When I was running for mayor, a voter tracked me down on Election Day to ask this:

“If you were mayor, would you be willing to make a public statement saying that your administration would not tolerate discrimination?”

“Of course,” I responded. “What else?”

Turned out, that was all.

Really?

Yes. The voter explained that other DeKalb mayors had been approached similarly during their tenures, and had refused to make such a statement.

I was astonished at that moment, but in light of recent events it apparently really WAS too much to ask of them.

I’m referring, of course, to the recent exchange between the general manager of Haru of Japan and a member of the city’s liquor commission.

One member of the Commission asked the GM of the Haru of Japan sushi restaurant (who was at the meeting for liquor license approval and I am not kidding on this question), “What ethnicity of waitstaff are your [sic] going to hire?”

The GM of Haru of Japan looked shocked. He gave a great answer, “We are going to hire responsible people who want to work and be over 21 if they serve alcohol.”

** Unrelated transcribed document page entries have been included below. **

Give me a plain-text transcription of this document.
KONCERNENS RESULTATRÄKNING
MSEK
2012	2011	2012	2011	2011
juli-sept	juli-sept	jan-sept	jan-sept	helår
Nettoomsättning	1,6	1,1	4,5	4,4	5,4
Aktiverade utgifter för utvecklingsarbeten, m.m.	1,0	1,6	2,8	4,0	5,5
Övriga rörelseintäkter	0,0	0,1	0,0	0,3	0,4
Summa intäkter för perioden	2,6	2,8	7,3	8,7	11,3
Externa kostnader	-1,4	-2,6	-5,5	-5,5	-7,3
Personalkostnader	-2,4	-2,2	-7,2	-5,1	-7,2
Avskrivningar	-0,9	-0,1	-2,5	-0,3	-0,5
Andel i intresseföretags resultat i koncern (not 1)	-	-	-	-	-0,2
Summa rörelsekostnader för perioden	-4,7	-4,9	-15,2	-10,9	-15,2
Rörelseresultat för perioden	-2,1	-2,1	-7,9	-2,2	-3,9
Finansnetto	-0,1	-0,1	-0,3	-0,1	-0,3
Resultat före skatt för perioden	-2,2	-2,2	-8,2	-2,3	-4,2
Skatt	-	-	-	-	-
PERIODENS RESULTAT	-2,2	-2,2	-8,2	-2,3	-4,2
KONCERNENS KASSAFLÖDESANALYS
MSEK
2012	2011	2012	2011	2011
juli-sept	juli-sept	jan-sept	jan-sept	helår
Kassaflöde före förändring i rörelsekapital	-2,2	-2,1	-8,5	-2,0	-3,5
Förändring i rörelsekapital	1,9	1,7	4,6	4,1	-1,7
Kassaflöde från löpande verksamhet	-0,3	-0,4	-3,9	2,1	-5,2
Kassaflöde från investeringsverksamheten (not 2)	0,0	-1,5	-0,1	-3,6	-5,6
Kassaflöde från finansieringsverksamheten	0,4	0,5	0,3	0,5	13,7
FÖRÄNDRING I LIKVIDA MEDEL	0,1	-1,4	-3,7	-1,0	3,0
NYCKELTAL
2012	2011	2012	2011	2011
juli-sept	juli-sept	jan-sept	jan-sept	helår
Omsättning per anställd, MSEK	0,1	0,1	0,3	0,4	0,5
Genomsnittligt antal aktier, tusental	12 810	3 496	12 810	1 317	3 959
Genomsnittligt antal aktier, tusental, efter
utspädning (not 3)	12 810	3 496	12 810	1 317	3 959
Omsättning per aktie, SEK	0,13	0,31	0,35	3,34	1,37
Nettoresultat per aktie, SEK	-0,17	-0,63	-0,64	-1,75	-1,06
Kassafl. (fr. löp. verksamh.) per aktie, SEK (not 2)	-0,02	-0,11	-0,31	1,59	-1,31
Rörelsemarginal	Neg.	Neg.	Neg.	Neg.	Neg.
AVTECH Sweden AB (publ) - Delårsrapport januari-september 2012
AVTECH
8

It actually wasn’t a great answer so much as it was the ONLY answer he could give without potentially getting into trouble with the EEOC. In essence, the liquor commission member was asking the restaurant manager whether he intended to discriminate on the basis of ethnicity. If the manager had said, yes, indeedy, we’re gonna hire Japanese wait staff only, what would have been the response? Would Mr. Embrey have nodded approvingly? We’ll never know, because the employer made it clear he was going to follow the law.

Thank goodness, because I’m sure the city would have run far with such a precedent. It would have meant that I, the bestest busboy in town, could not work in a Japanese-style restaurant because my “inauthenticity” would detract from the cultural ambience. Instead, I would be relegated to laboring at the DeKalb Hofbrauhaus in entwined pigtails and Dirndl, serving up platters of Rahmschnitzel and potatoes, and belting out “Du, Du Liegst Mir Im Herzen” on the hour despite severe allergies to Blechmusik.

And if there’s no Hofbrauhaus in DeKalb, then too bad for me.